Leidse Vertaling 1912/1994 | Book List

Navigation


 

Handelingen 6

1 Toen in dien tijd het aantal der leerlingen steeg, begonnen de Griekssprekende gelovigen tegen de Hebreeuws -sprekende te morren dat hun weduwen in de dagelijkse bedeling werden over het hoofd gezien.

2 Daarom riepen de Twaalve al de leerlingen bijeen en zeiden: Het gaat niet aan, dat wij om de armenzorg de prediking van Gods woord zouden verwaarlozen.

3 Ziet dan om, broeders, naar zeven mannen onder u, van goeden naam, vol geest en wijsheid, die wij dan ter behartiging daarvan zullen aanstellen;

4 terwijl wij zullen voortgaan met het gebed en de bediening van het woord.

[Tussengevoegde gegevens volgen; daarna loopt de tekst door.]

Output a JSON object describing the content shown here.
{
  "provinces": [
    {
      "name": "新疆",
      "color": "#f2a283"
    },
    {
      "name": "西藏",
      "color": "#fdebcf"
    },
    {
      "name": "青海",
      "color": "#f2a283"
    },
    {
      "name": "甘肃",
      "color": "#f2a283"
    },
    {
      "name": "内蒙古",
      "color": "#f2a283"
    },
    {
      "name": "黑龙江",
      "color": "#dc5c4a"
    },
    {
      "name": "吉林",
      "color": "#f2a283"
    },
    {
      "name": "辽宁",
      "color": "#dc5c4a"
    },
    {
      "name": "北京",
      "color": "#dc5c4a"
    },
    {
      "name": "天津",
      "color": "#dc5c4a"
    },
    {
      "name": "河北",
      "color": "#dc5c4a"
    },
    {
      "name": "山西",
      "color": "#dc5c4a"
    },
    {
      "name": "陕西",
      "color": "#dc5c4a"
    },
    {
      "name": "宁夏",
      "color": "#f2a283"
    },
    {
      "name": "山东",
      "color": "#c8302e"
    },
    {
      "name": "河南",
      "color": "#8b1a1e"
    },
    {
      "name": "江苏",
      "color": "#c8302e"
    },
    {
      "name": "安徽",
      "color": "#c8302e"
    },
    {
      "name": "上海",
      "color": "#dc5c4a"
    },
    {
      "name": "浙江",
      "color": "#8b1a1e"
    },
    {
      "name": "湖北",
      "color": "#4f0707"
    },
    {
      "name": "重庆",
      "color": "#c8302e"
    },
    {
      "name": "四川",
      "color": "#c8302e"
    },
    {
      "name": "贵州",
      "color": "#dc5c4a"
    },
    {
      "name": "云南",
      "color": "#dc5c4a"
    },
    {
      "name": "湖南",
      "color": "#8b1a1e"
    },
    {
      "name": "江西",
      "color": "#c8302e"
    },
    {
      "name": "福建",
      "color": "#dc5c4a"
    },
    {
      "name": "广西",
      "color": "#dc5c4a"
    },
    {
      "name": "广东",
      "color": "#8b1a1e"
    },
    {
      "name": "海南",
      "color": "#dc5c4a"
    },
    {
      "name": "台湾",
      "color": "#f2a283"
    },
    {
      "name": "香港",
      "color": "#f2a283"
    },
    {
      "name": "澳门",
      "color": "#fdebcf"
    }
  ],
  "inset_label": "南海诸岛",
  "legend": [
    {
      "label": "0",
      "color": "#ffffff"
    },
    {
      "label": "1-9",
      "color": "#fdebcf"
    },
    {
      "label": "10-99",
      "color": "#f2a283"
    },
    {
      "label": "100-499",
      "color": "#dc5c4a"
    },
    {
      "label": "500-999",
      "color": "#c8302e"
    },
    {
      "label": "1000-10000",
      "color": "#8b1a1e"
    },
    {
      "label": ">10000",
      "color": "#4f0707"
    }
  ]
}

5 Deze voorslag behaagde aan allen, en zij kozen Stefanus, een man vol geloof en heiligen geest, Filippus, Prochorus, Nicanor, Timon, Parmenas en Nicolaus, een Jodengenoot uit Antiochie.

6 Zij plaatsten ze voor de apostelen, en dezen baden en legden hun de handen op.

7 Het woord Gods wies, het aantal der leerlingen te Jeruzalem vermeerderde sterk, en een grote menigte priesters traden tot het geloof toe.

8 En Stefanus, vol genade en kracht, deed grote wonderen en tekenen onder het volk;

9 maar enigen die behoorden tot de synagoge die heette de synagoge der Vrijgelatenen, der afkomstigen uit Cyrene en uit Alexandrie, en tot die uit Cilicie en Azie stonden op om met Stefanus te redetwisten,

10 doch waren niet opgewassen tegen de wijsheid en geestdrift waarmee hij sprak.

11 Toen stookten zij mannen op die zeiden: Wij hebben hem godslasterlijke woorden tegen Mozes en God horen spreken.

12 Zij hitsten het volk, de oudsten en de schriftgeleerden op, vielen op hem aan, sleepten hem mee, brachten hem voor den Groten Raad

13 en deden valse getuigen optreden, die zeiden: Deze man spreekt voortdurend tegen deze heilige plaats en de wet;

14 want wij hebben hem horen zeggen dat die Jezus de Nazarener deze plaats zal afbreken en de zeden die Mozes ons heeft overgeleverd veranderen.

15 Toen nu allen die in den Raad zaten in spanning de ogen op hem richtten, zagen zij dat zijn aangezicht aan dat van een engel gelijk was.